On Tuesday March 4, [email protected] wrote:
> Hi Neil-
>
> On Mar 4, 2008, at 12:35 AM, NeilBrown wrote:
> > Hi Trond/Chunk
> >
> > I wonder what you think of this patch.
> >
> > I found we needed it for some customers who had machines with NFS root
> > who (for reasons I never fully understood) find they reboot their
> > machines fairly often (maybe it was a test setup or something). The
> > often got "inode number mismatch" errors because the reply came out of
> > the server's cache and was left over from before the client's reboot.
>
> If the problem is indeed lack of entropy at boot time, then random32
> () should be fixed. It suggests that random32_init() isn't getting
> invoked soon enough during boot to have any effect on the starting
> XID selection. This seems to get broken periodically... perhaps
> random32() should warn if it detects that random32_init() hasn't been
> invoked yet.

Ahhh.....

This wasn't with the most recent kernel (at all) and I see that the
net_random being used at the time is somewhat more simplistic than the
random32 that is now being used.

So maybe the problem has already been fixed at a deeper level.
Certainly random32 is being initialised with a bit more entropy
than net_random was at the time.

My approach was: these numbers really really need to not repeat, so
mix together as much potential entropy as possible, hoping that some
of it really will be different each reboot.

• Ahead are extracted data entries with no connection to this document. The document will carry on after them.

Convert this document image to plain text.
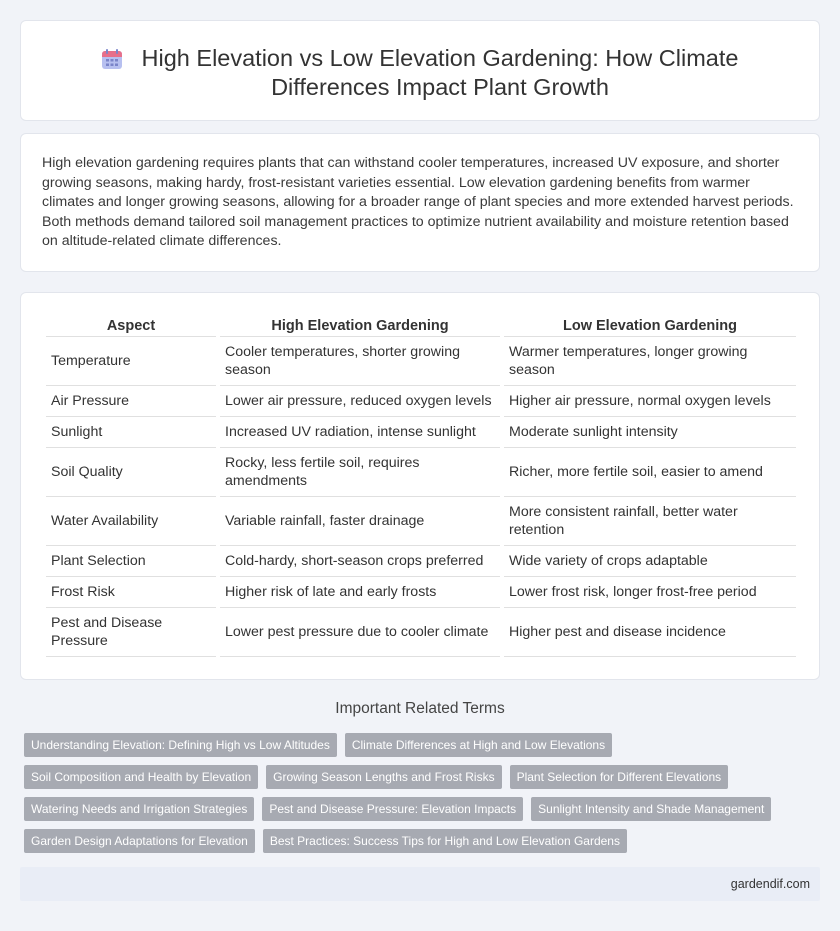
High Elevation vs Low Elevation Gardening: How Climate Differences Impact Plant Growth

High elevation gardening requires plants that can withstand cooler temperatures, increased UV exposure, and shorter growing seasons, making hardy, frost-resistant varieties essential. Low elevation gardening benefits from warmer climates and longer growing seasons, allowing for a broader range of plant species and more extended harvest periods. Both methods demand tailored soil management practices to optimize nutrient availability and moisture retention based on altitude-related climate differences.

Aspect	High Elevation Gardening	Low Elevation Gardening
Temperature	Cooler temperatures, shorter growing season	Warmer temperatures, longer growing season
Air Pressure	Lower air pressure, reduced oxygen levels	Higher air pressure, normal oxygen levels
Sunlight	Increased UV radiation, intense sunlight	Moderate sunlight intensity
Soil Quality	Rocky, less fertile soil, requires amendments	Richer, more fertile soil, easier to amend
Water Availability	Variable rainfall, faster drainage	More consistent rainfall, better water retention
Plant Selection	Cold-hardy, short-season crops preferred	Wide variety of crops adaptable
Frost Risk	Higher risk of late and early frosts	Lower frost risk, longer frost-free period
Pest and Disease Pressure	Lower pest pressure due to cooler climate	Higher pest and disease incidence
Important Related Terms
Understanding Elevation: Defining High vs Low Altitudes	Climate Differences at High and Low Elevations
Soil Composition and Health by Elevation	Growing Season Lengths and Frost Risks	Plant Selection for Different Elevations
Watering Needs and Irrigation Strategies	Pest and Disease Pressure: Elevation Impacts	Sunlight Intensity and Shade Management
Garden Design Adaptations for Elevation	Best Practices: Success Tips for High and Low Elevation Gardens
gardendif.com
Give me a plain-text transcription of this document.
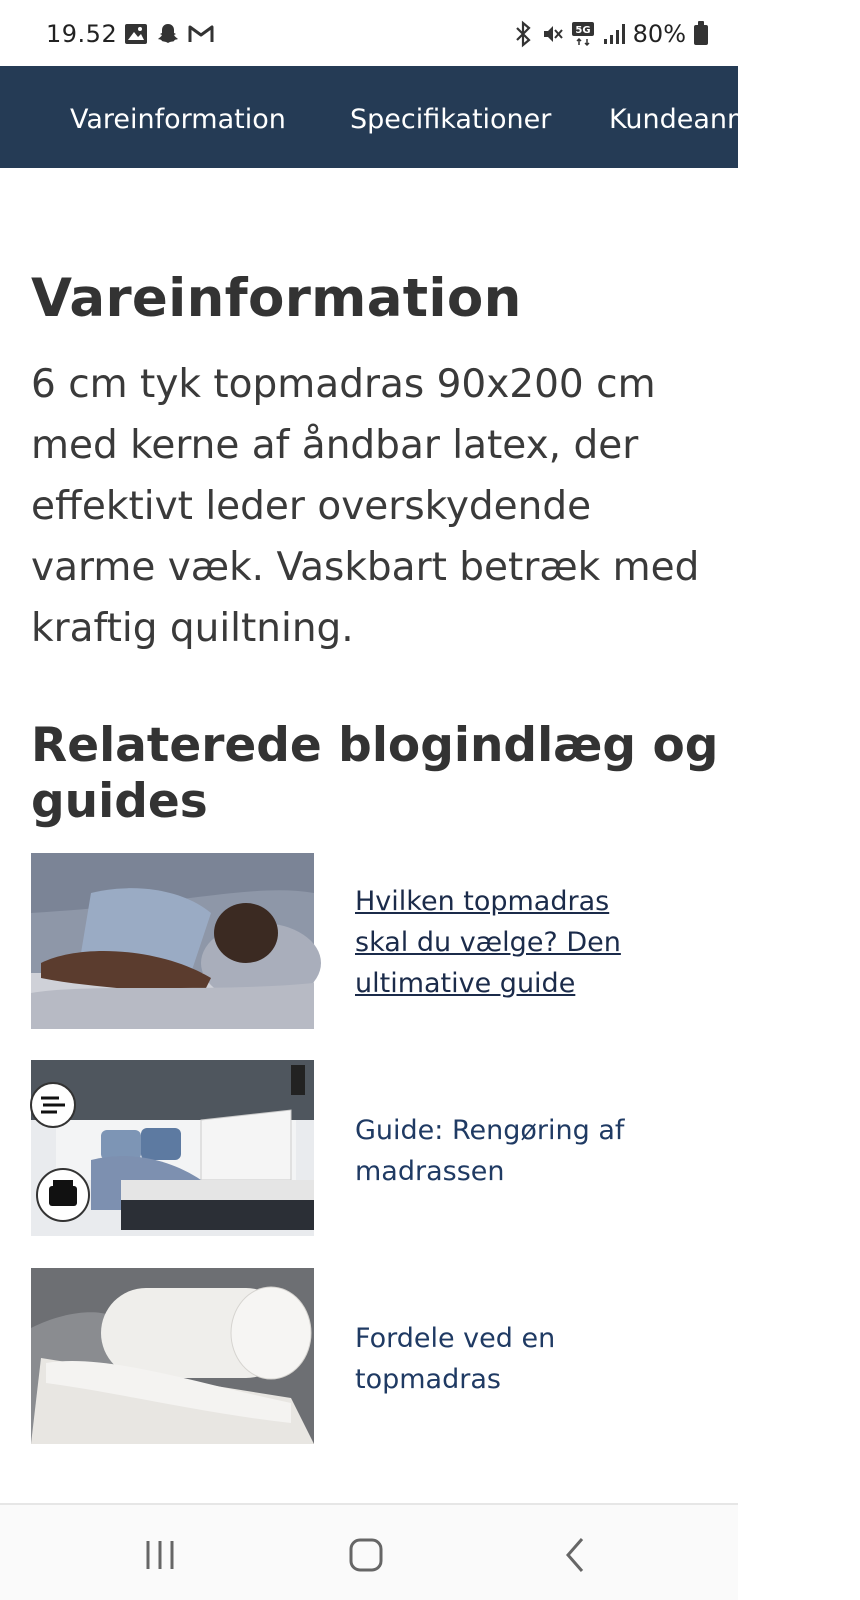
19.52	5G 80%
Vareinformation Specifikationer Kundeanmeldelser
Vareinformation

6 cm tyk topmadras 90x200 cm med kerne af åndbar latex, der effektivt leder overskydende varme væk. Vaskbart betræk med kraftig quiltning.

Relaterede blogindlæg og guides
Hvilken topmadras skal du vælge? Den ultimative guide
Guide: Rengøring af madrassen
Fordele ved en topmadras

Maybe random32 is now sufficient in itself.

>
> Another alternative: continue to use net_random(), but the RPC client
> could add entropy via net_srandom() calls during it's
> initialization.

There is nothing random in the MOUNT reply, is there? I guess if TCP
were used, the servers sequence number would be random enough to
remove and XID collision problems. But that is probably fairly hard
to extract.

I think I might just assume that the new net_random (aka random32) is
good enough, and that the problem only exists in older kernels.

Thanks,
NeilBrown